4 min read

Analogue and digital: Chomsky on AI

At 94, Noam Chomsky reflects on ChatGPT, education, and the limits of artificial intelligence — in a conversation that goes well beyond technology.
Analogue and digital: Chomsky on AI

Always eloquent and reflective, at 94 years of age linguist, philosopher, and political scientist Noam Chomsky agreed to an interview with a YouTuber (@edukitchen) and shared his views on the new artificial intelligence ChatGPT and its use in education.

Estimated reading time: 3–6 minutes


Let's talk about ChatGPT and its use in the education system.

Well, GPT is a system that accesses a large amount of data to generate content based on the premise it is given. It can be used to write book reports and other assignments, but it is essentially a form of high-tech plagiarism that degrades education. While there have been plagiarism detection programmes in the past, GPT makes it even more challenging by making plagiarised work harder to identify. However, these systems do not truly understand language or cognition, and they tell us nothing about these areas. The better these systems become, the greater their failures will be, because they are equally effective with real language and invented language. In essence, they are like the periodic table, but one that includes both real and invented elements — and those have no value for science or its understanding. While GPT may have some utility, it is not clear what that is.


You were a university professor — how would you deal with this kind of problem, with students using GPT to write reports or complete their assignments?

I spent most of my life at MIT. This would simply not have happened there, because the students would not even have thought of doing it. They were interested in what they were studying, and they put in the effort. No student learns anything by using this software — nothing. It is simply a way of avoiding learning. There are places where education is made more interesting so that students learn of their own volition — that is one approach. In other places, at other universities, professors ban iPhones, yet students sit there chatting on their iPhones anyway. The real challenge is to make classes genuinely interesting so that everyone wants to learn and no one would think of avoiding them.


I am not very concerned about that, as it is mostly science fiction. Far too little is known about the brain — even the idea of detecting neural signals to perform actions like raising a hand remains a challenge. As for learning French, I would not worry about that. We already have the technology to access linguistic resources through computers. For example, I am currently using a laptop, and with a couple of keystrokes I can easily find out what something written in French says.


Right — Google Translate is fast enough for a simultaneous conversation with a French speaker; you do not need to know the language.

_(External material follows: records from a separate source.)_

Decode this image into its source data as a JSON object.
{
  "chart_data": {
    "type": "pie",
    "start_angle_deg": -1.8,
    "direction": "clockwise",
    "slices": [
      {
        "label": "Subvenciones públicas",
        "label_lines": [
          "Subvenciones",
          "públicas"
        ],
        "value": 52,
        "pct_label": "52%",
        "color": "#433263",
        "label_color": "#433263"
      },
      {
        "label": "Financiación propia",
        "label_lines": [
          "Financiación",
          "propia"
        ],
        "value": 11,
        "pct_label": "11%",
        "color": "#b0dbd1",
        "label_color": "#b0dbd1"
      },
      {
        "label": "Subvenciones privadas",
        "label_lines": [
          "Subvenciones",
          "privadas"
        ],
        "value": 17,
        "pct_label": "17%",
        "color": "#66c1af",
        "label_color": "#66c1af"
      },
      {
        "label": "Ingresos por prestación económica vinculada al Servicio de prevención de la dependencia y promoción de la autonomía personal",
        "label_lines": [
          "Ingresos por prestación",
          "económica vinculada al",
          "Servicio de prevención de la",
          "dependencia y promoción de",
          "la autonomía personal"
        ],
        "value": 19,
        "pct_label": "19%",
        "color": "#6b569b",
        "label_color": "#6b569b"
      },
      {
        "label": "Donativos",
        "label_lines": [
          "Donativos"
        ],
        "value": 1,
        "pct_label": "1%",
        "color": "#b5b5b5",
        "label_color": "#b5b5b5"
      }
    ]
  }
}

I use Google Translate, but you cannot always trust what you see. It is a way for us to know whether an article is worth reading. You get a basic idea of what it is about, and if you are genuinely interested in understanding it, you would never rely on Google Translate or ChatGPT.

ChatGPT, if you want to get a sense of what it is — it is basically nothing. I mean, I have nothing against things that are useful. Right now, for example, I am using live transcription. It is the same thing in its most extreme form, but it is useful. I do not fully trust it — you will see a lot of errors — but it is far better. It is an excellent aid for people with hearing difficulties, so it serves its purpose. It is a visual aid, like glasses for someone with a vision impairment.

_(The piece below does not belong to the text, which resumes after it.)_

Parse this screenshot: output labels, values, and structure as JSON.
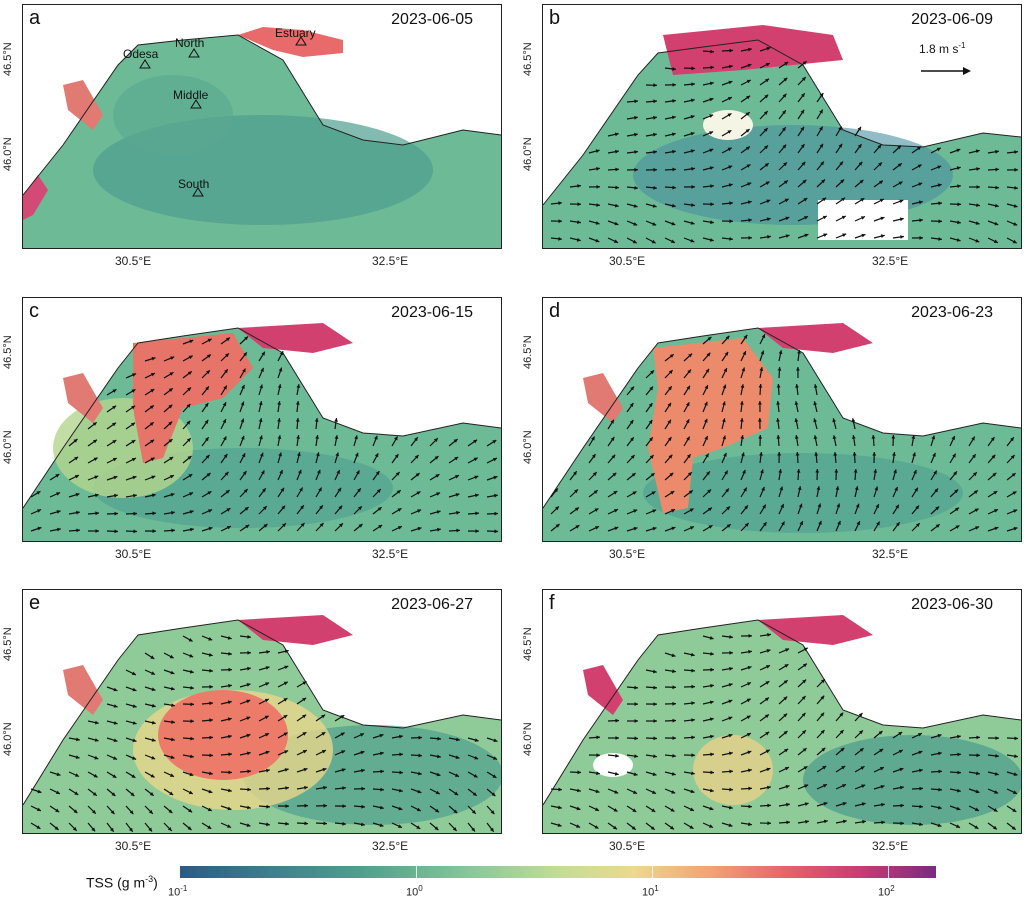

It depends on educators, curriculum planning, government officials, and those who fund — and above all, those who do not fund — education. It is all of them who determine whether education is engaging for students, whether it responds to their needs and questions. And there will always be many ways to avoid it.

Let me share my own experience: when I went to university in 1945, we had to take a chemistry course. It was a basic course and so boring that I could not stand it. I never went to class — a friend took very precise notes and we both passed. I never went to the laboratory either. I had the manual, and it was obvious how the experiments would turn out. So I filled in the lab manual, and the professors found out when I enrolled for the second term. I was reprimanded for breakages in the laboratory, and I could not say anything. I did not even know where the laboratory was. That is the worst way to educate.

To come back to the question: what is the future of education? Of course, I took courses on things I was genuinely interested in — I paid attention, worked very hard, tried to learn what I was being taught. That is the education worth cultivating: those interests and questions. If that work fails, students will do what I did in the chemistry course — but with ChatGPT.